As a bear, Mahar naturally goes after the philosophy of buy and hold, but her numbers belie her biases. She cites a study looking at 10 year periods between 1926 and 1998 and notes, triumphantly, that there was a 4% chance that you'd make nothing by holding for 10 years. But every investment is a bet and 19:1 are pretty good odds. And b and h means more than 10 years. After 40 years, your chance of earning greater than 10% annualized return is "just" four in five, says Mahar dismissively. An investor could be excused for thinking that was not bad. There were positive annual real returns in all the bear markets she graphs at the beginning of her chapter on cycles, save for 2000-2004.
Her bearishness colors her story. Magellan's Jeff Vinik is supposed to be a seer for dumping tech stocks in fall of 1995; Gail Dudek is a heroine for repeatedly calling a market top starting in 1997. But it's not particularly prescient-or profitable-to be four years early. From 1/1/96 to 12/31/04 the Nasdaq had an 11.86% annualized return, w/o compounding. If there are paper gains, there are also paper loses. Had you bought shares of the Prudent Bear fund run by David Tice, another hero, you'd have been down about 3.4% p/a over the same period.

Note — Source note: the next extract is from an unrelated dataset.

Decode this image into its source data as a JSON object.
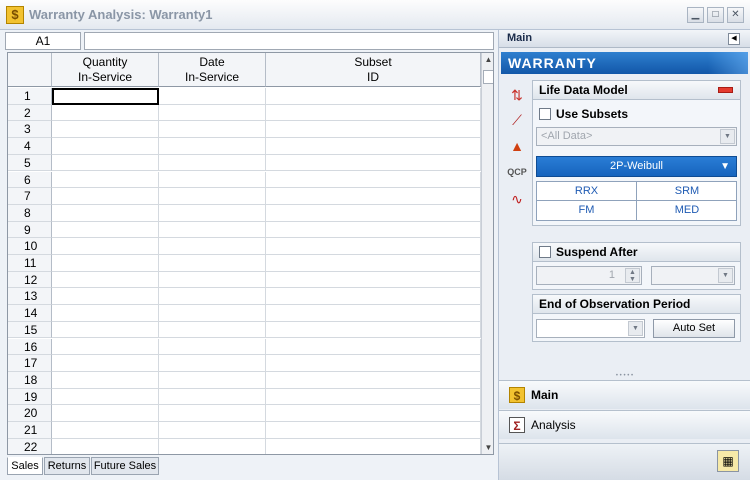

Still, Mahar's distinction between secular and cyclical markets is valid, and there may be another leg down to the bear market that began early in 2000. Maybe the S&P500's P/E never got low enough and the despair never got high enough. The twin trade and budget deficits are worrisome as is the extent to which the recovery in 2003-4 was driven by consumer debt. A lot of readers will find the author's bear case pretty compelling. But whatever your take on the next quarter or next decade, there's a lot to savor and learn from in _Bull!_.